Well. This is fun, isn't it?
Last week was half term - our first as parents of a school age child - and my wife took the week off. On her return yesterday, somebody asked her in all seriousness if she'd had a nice holiday.
We tried. We really did. And there were some moments of magic. But reality kept getting in the way.
In the early hours of Sunday 25 October, I was woken by the sound of my daughter coughing - a wracking, barking cough. She'd been getting over a cold, which has often developed into a cough on previous occasions. Her temperature was normal and as far as we could tell, food tasted as it should. In any other year we'd have dosed her with Calpol and waited it out.
But of course we dared not risk it.
By late morning, after a sleepless night, we were pulling into our nearest drive-through test centre - mercifully, just 15 minutes down the road. The staff were friendly and efficient, the whole process appreciably quicker than our previous visit (to a different, more distant centre) during the summer. But the test itself was traumatic, as it always will be for a poorly four year-old and the hapless parent administering it. My wife rose to the occasion as she does every single day.
By midday we were home, tears dried, treats wolfed, hunkering down to wait. Friends and neighbours sprang to our assistance, delivering essentials as well as much-needed curry and Cava, and agreeing to drop our car off for its long-overdue service should we enter a third day of isolation. Not for the first time, I was grateful for the kind people in our lives, for a community drawn together in adversity.
It was a long 33 hours - but that's all it was. At 9pm on Monday, my phone pinged. Negative. We poured large glasses of wine and let the relief wash over us. My wife set about salvaging half term.
My brother and his family were visiting our parents in nearby Bramdean, and we'd made some complex plans to meet without breaking the rule of six. The first of these was a trip to a soft play centre with the three children. I can't even type 'soft play' without an involuntary shudder, but the pandemic has forced a semblance of hygiene into the armpit of children's entertainment: hourly scrubbing, nightly fog disinfection, fewer people.
After our recent trials I felt even more risk-averse than usual. But the weather was miserable and our daughter had had a wretched half term so far. So off they went, while I turned my brain off. And of course they returned with wide-eyed tales of huge bouncy slides and ice cream.
Our second expedition, to the Winchester Science Centre, was less successful. I'd spent too long poring over ever-worsening Covid statistics and was already sick with anxiety when we entered the ominously full car park. They'd taken all the usual measures - staff cleaning the exhibits constantly, every adult wearing a mask - but there were too many people for comfort. We lasted an hour. I kept the panic at bay, but it's the first time I've ever struggled to draw breath through a mask. I remember thinking that this place and others like it would probably be shut again by December.
I was wrong there.
Hallowe'en dawned to the growing noise about a second lockdown and the loss of Sir Sean Connery, and 2020 turned another shade darker. But after a week of broken nights our daughter's cough had abated; six hours of uninterrupted sleep had done wonders for the mood of the household. We celebrated with a playdate, dressing up, face painting and a spookily brilliant pumpkin walk beneath a full moon.

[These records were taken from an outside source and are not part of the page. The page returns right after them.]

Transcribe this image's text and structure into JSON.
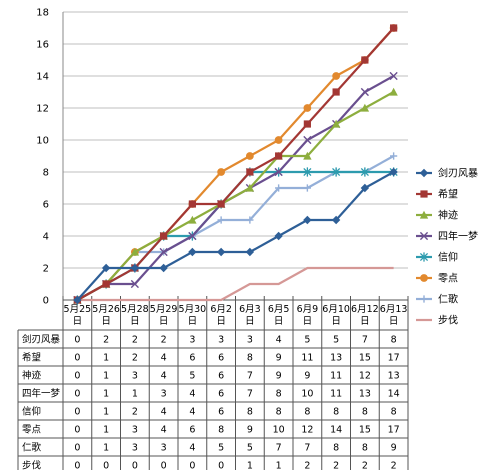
{
  "chart_data": {
    "type": "line",
    "title": "",
    "xlabel": "",
    "ylabel": "",
    "ylim": [
      0,
      18
    ],
    "yticks": [
      0,
      2,
      4,
      6,
      8,
      10,
      12,
      14,
      16,
      18
    ],
    "grid": true,
    "legend_position": "right",
    "categories": [
      "5月25日",
      "5月26日",
      "5月28日",
      "5月29日",
      "5月30日",
      "6月2日",
      "6月3日",
      "6月5日",
      "6月9日",
      "6月10日",
      "6月12日",
      "6月13日"
    ],
    "category_lines": [
      [
        "5月25",
        "日"
      ],
      [
        "5月26",
        "日"
      ],
      [
        "5月28",
        "日"
      ],
      [
        "5月29",
        "日"
      ],
      [
        "5月30",
        "日"
      ],
      [
        "6月2",
        "日"
      ],
      [
        "6月3",
        "日"
      ],
      [
        "6月5",
        "日"
      ],
      [
        "6月9",
        "日"
      ],
      [
        "6月10",
        "日"
      ],
      [
        "6月12",
        "日"
      ],
      [
        "6月13",
        "日"
      ]
    ],
    "series": [
      {
        "name": "剑刃风暴",
        "color": "#2E5F97",
        "marker": "diamond",
        "values": [
          0,
          2,
          2,
          2,
          3,
          3,
          3,
          4,
          5,
          5,
          7,
          8
        ]
      },
      {
        "name": "希望",
        "color": "#A33734",
        "marker": "square",
        "values": [
          0,
          1,
          2,
          4,
          6,
          6,
          8,
          9,
          11,
          13,
          15,
          17
        ]
      },
      {
        "name": "神迹",
        "color": "#8DAE3E",
        "marker": "triangle",
        "values": [
          0,
          1,
          3,
          4,
          5,
          6,
          7,
          9,
          9,
          11,
          12,
          13
        ]
      },
      {
        "name": "四年一梦",
        "color": "#6A4F8F",
        "marker": "x",
        "values": [
          0,
          1,
          1,
          3,
          4,
          6,
          7,
          8,
          10,
          11,
          13,
          14
        ]
      },
      {
        "name": "信仰",
        "color": "#2D9BAE",
        "marker": "star",
        "values": [
          0,
          1,
          2,
          4,
          4,
          6,
          8,
          8,
          8,
          8,
          8,
          8
        ]
      },
      {
        "name": "零点",
        "color": "#E2892E",
        "marker": "circle",
        "values": [
          0,
          1,
          3,
          4,
          6,
          8,
          9,
          10,
          12,
          14,
          15,
          17
        ]
      },
      {
        "name": "仁歌",
        "color": "#94AFD8",
        "marker": "plus",
        "values": [
          0,
          1,
          3,
          3,
          4,
          5,
          5,
          7,
          7,
          8,
          8,
          9
        ]
      },
      {
        "name": "步伐",
        "color": "#D59896",
        "marker": "line",
        "values": [
          0,
          0,
          0,
          0,
          0,
          0,
          1,
          1,
          2,
          2,
          2,
          2
        ]
      }
    ]
  }
}
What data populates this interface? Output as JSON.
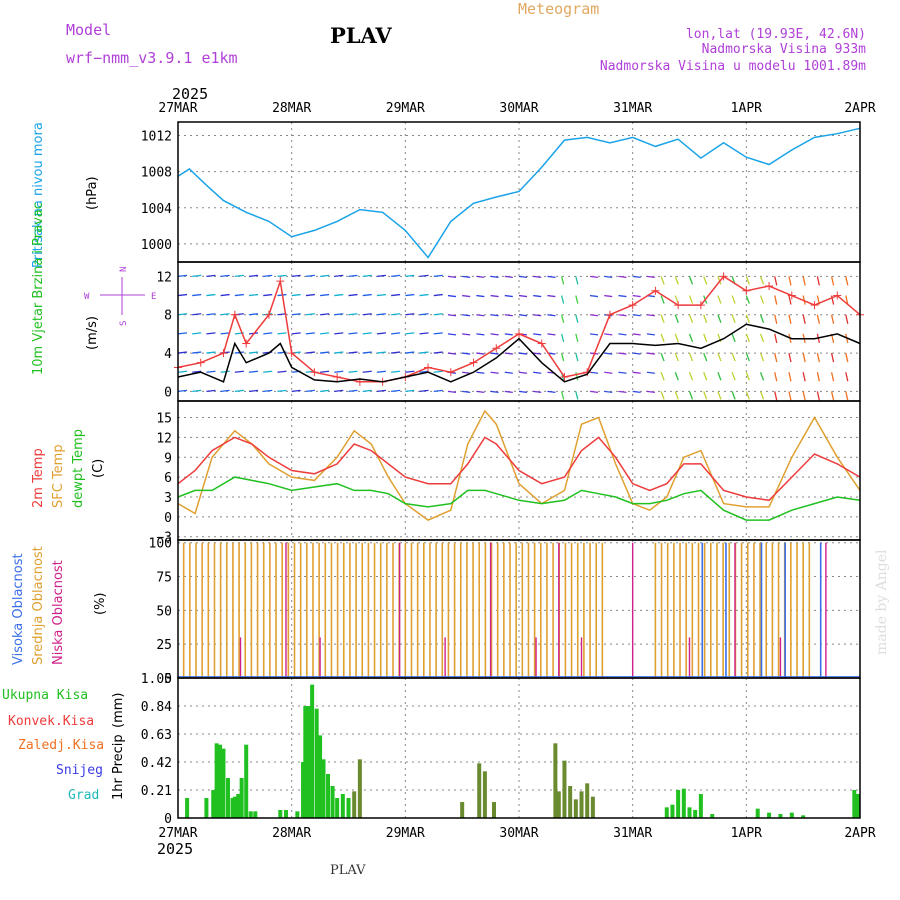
{
  "header": {
    "model_label": "Model",
    "model_name": "wrf−nmm_v3.9.1 e1km",
    "station_title": "PLAV",
    "meteogram_label": "Meteogram",
    "lonlat": "lon,lat (19.93E, 42.6N)",
    "elevation": "Nadmorska Visina 933m",
    "model_elevation": "Nadmorska Visina u modelu 1001.89m",
    "year": "2025",
    "footer_station": "PLAV",
    "watermark": "made by Angel"
  },
  "colors": {
    "pressure": "#1aa3e8",
    "temp2m": "#ee3b3b",
    "sfc": "#e0a030",
    "dewpt": "#20c020",
    "visoka": "#3a6fe8",
    "srednja": "#e0a030",
    "niska": "#d0208a",
    "total_precip": "#20c020",
    "konvek": "#ee3b3b",
    "zaledj": "#f07020",
    "snijeg": "#3a3ae8",
    "grad": "#20b8b8",
    "purple": "#b040d8",
    "orange": "#e0a860"
  },
  "chart_data": [
    {
      "type": "line",
      "id": "pressure",
      "ylabel": "Pritisak na nivou mora",
      "unit": "(hPa)",
      "x_ticks": [
        "27MAR",
        "28MAR",
        "29MAR",
        "30MAR",
        "31MAR",
        "1APR",
        "2APR"
      ],
      "yticks": [
        1000,
        1004,
        1008,
        1012
      ],
      "ylim": [
        998,
        1013.5
      ],
      "x": [
        0,
        0.1,
        0.25,
        0.4,
        0.6,
        0.8,
        1.0,
        1.2,
        1.4,
        1.6,
        1.8,
        2.0,
        2.2,
        2.4,
        2.6,
        2.8,
        3.0,
        3.2,
        3.4,
        3.6,
        3.8,
        4.0,
        4.2,
        4.4,
        4.6,
        4.8,
        5.0,
        5.2,
        5.4,
        5.6,
        5.8,
        6.0
      ],
      "series": [
        {
          "values": [
            1007.5,
            1008.3,
            1006.5,
            1004.8,
            1003.5,
            1002.5,
            1000.8,
            1001.5,
            1002.5,
            1003.8,
            1003.5,
            1001.5,
            998.5,
            1002.5,
            1004.5,
            1005.2,
            1005.8,
            1008.5,
            1011.5,
            1011.8,
            1011.2,
            1011.8,
            1010.8,
            1011.6,
            1009.5,
            1011.2,
            1009.6,
            1008.8,
            1010.4,
            1011.8,
            1012.2,
            1012.8
          ]
        }
      ],
      "grid": true
    },
    {
      "type": "line",
      "id": "wind",
      "ylabel": "10m Vjetar Brzina i Pravac",
      "unit": "(m/s)",
      "compass": {
        "n": "N",
        "s": "S",
        "e": "E",
        "w": "W"
      },
      "yticks": [
        0,
        4,
        8,
        12
      ],
      "ylim": [
        -1,
        13.5
      ],
      "x": [
        0,
        0.2,
        0.4,
        0.5,
        0.6,
        0.8,
        0.9,
        1.0,
        1.2,
        1.4,
        1.6,
        1.8,
        2.0,
        2.2,
        2.4,
        2.6,
        2.8,
        3.0,
        3.2,
        3.4,
        3.6,
        3.8,
        4.0,
        4.2,
        4.4,
        4.6,
        4.8,
        5.0,
        5.2,
        5.4,
        5.6,
        5.8,
        6.0
      ],
      "series": [
        {
          "name": "mean",
          "values": [
            1.5,
            2,
            1,
            5,
            3,
            4,
            5,
            2.5,
            1.2,
            1,
            1.3,
            1,
            1.5,
            2,
            1,
            2,
            3.5,
            5.5,
            3,
            1,
            1.8,
            5,
            5,
            4.8,
            5,
            4.5,
            5.5,
            7,
            6.5,
            5.5,
            5.5,
            6,
            5
          ]
        },
        {
          "name": "gust",
          "values": [
            2.5,
            3,
            4,
            8,
            5,
            8,
            11.5,
            4,
            2,
            1.5,
            1,
            1,
            1.5,
            2.5,
            2,
            3,
            4.5,
            6,
            5,
            1.5,
            2,
            8,
            9,
            10.5,
            9,
            9,
            12,
            10.5,
            11,
            10,
            9,
            10,
            8
          ]
        }
      ],
      "grid": true
    },
    {
      "type": "line",
      "id": "temperature",
      "ylabel_2m": "2m Temp",
      "ylabel_sfc": "SFC Temp",
      "ylabel_dew": "dewpt Temp",
      "unit": "(C)",
      "yticks": [
        -3,
        0,
        3,
        6,
        9,
        12,
        15
      ],
      "ylim": [
        -3.5,
        17.5
      ],
      "x": [
        0,
        0.15,
        0.3,
        0.5,
        0.65,
        0.8,
        1.0,
        1.2,
        1.4,
        1.55,
        1.7,
        1.85,
        2.0,
        2.2,
        2.4,
        2.55,
        2.7,
        2.8,
        3.0,
        3.2,
        3.4,
        3.55,
        3.7,
        3.85,
        4.0,
        4.15,
        4.3,
        4.45,
        4.6,
        4.8,
        5.0,
        5.2,
        5.4,
        5.6,
        5.8,
        6.0
      ],
      "series": [
        {
          "name": "2m Temp",
          "values": [
            5,
            7,
            10,
            12,
            11,
            9,
            7,
            6.5,
            8,
            11,
            10,
            8,
            6,
            5,
            5,
            8,
            12,
            11,
            7,
            5,
            6,
            10,
            12,
            9,
            5,
            4,
            5,
            8,
            8,
            4,
            3,
            2.5,
            6,
            9.5,
            8,
            6
          ]
        },
        {
          "name": "SFC Temp",
          "values": [
            2,
            0.5,
            9,
            13,
            11,
            8,
            6,
            5.5,
            9,
            13,
            11,
            6,
            2,
            -0.5,
            1,
            11,
            16,
            14,
            5,
            2,
            4,
            14,
            15,
            8,
            2,
            1,
            3,
            9,
            10,
            2,
            1.5,
            1.5,
            9,
            15,
            9,
            4
          ]
        },
        {
          "name": "dewpt Temp",
          "values": [
            3,
            4,
            4,
            6,
            5.5,
            5,
            4,
            4.5,
            5,
            4,
            4,
            3.5,
            2,
            1.5,
            2,
            4,
            4,
            3.5,
            2.5,
            2,
            2.5,
            4,
            3.5,
            3,
            2,
            2,
            2.5,
            3.5,
            4,
            1,
            -0.5,
            -0.5,
            1,
            2,
            3,
            2.5
          ]
        }
      ],
      "grid": true
    },
    {
      "type": "bar",
      "id": "cloud",
      "ylabel_visoka": "Visoka Oblacnost",
      "ylabel_srednja": "Srednja Oblacnost",
      "ylabel_niska": "Niska Oblacnost",
      "unit": "(%)",
      "yticks": [
        0,
        25,
        50,
        75,
        100
      ],
      "ylim": [
        0,
        102
      ],
      "bands": [
        {
          "from": 0.05,
          "to": 3.75,
          "series": "srednja",
          "value": 100
        },
        {
          "from": 4.2,
          "to": 5.6,
          "series": "srednja",
          "value": 100
        },
        {
          "from": 4.3,
          "to": 5.8,
          "series": "visoka",
          "value": 100
        }
      ],
      "grid": true
    },
    {
      "type": "bar",
      "id": "precip",
      "ylabel": "1hr Precip",
      "unit": "(mm)",
      "legend": [
        "Ukupna Kisa",
        "Konvek.Kisa",
        "Zaledj.Kisa",
        "Snijeg",
        "Grad"
      ],
      "yticks": [
        0,
        0.21,
        0.42,
        0.63,
        0.84,
        1.05
      ],
      "ylim": [
        0,
        1.05
      ],
      "x": [
        0.08,
        0.25,
        0.31,
        0.34,
        0.37,
        0.4,
        0.44,
        0.48,
        0.5,
        0.53,
        0.56,
        0.6,
        0.64,
        0.68,
        0.9,
        0.95,
        1.05,
        1.1,
        1.12,
        1.15,
        1.18,
        1.22,
        1.25,
        1.28,
        1.32,
        1.36,
        1.4,
        1.45,
        1.5,
        1.55,
        1.6,
        2.5,
        2.65,
        2.7,
        2.78,
        3.32,
        3.35,
        3.4,
        3.45,
        3.5,
        3.55,
        3.6,
        3.65,
        4.3,
        4.35,
        4.4,
        4.45,
        4.5,
        4.55,
        4.6,
        4.7,
        5.1,
        5.2,
        5.3,
        5.4,
        5.5,
        5.95,
        5.98
      ],
      "values": [
        0.15,
        0.15,
        0.21,
        0.56,
        0.55,
        0.52,
        0.3,
        0.15,
        0.16,
        0.18,
        0.3,
        0.55,
        0.05,
        0.05,
        0.06,
        0.06,
        0.05,
        0.42,
        0.84,
        0.84,
        1.0,
        0.82,
        0.62,
        0.44,
        0.33,
        0.24,
        0.15,
        0.18,
        0.15,
        0.2,
        0.44,
        0.12,
        0.41,
        0.35,
        0.12,
        0.56,
        0.2,
        0.43,
        0.24,
        0.14,
        0.2,
        0.26,
        0.16,
        0.08,
        0.1,
        0.21,
        0.22,
        0.08,
        0.06,
        0.18,
        0.03,
        0.07,
        0.04,
        0.03,
        0.04,
        0.02,
        0.21,
        0.18
      ],
      "grid": true
    }
  ]
}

As to the second lockdown - sooner and shorter might have been preferable in my uneducated opinion. Perhaps over an extended two week half term. Of course, the businesses and people devastated by the first lockdown will be most affected by this. I hope it's worth it, but there seems to be a spreading groundswell of dissent.
At the time of writing, the USA is waking up to election day. I can only hope that our fears about the result and its aftermath are unfounded, and that my friends on the far side of the Atlantic stay safe.
I'm no closer to employment than I was two months ago. But there is hope. I've managed to keep up my fitness despite inclement weather and voluntary house arrest. My mental resilience has been sorely tested in the last two weeks. And it's stood up better than I would have expected. I don't think I'm supposed to be relieved that the holiday is over.
But I am relieved. We are still standing. And we did have cupcakes with skulls on.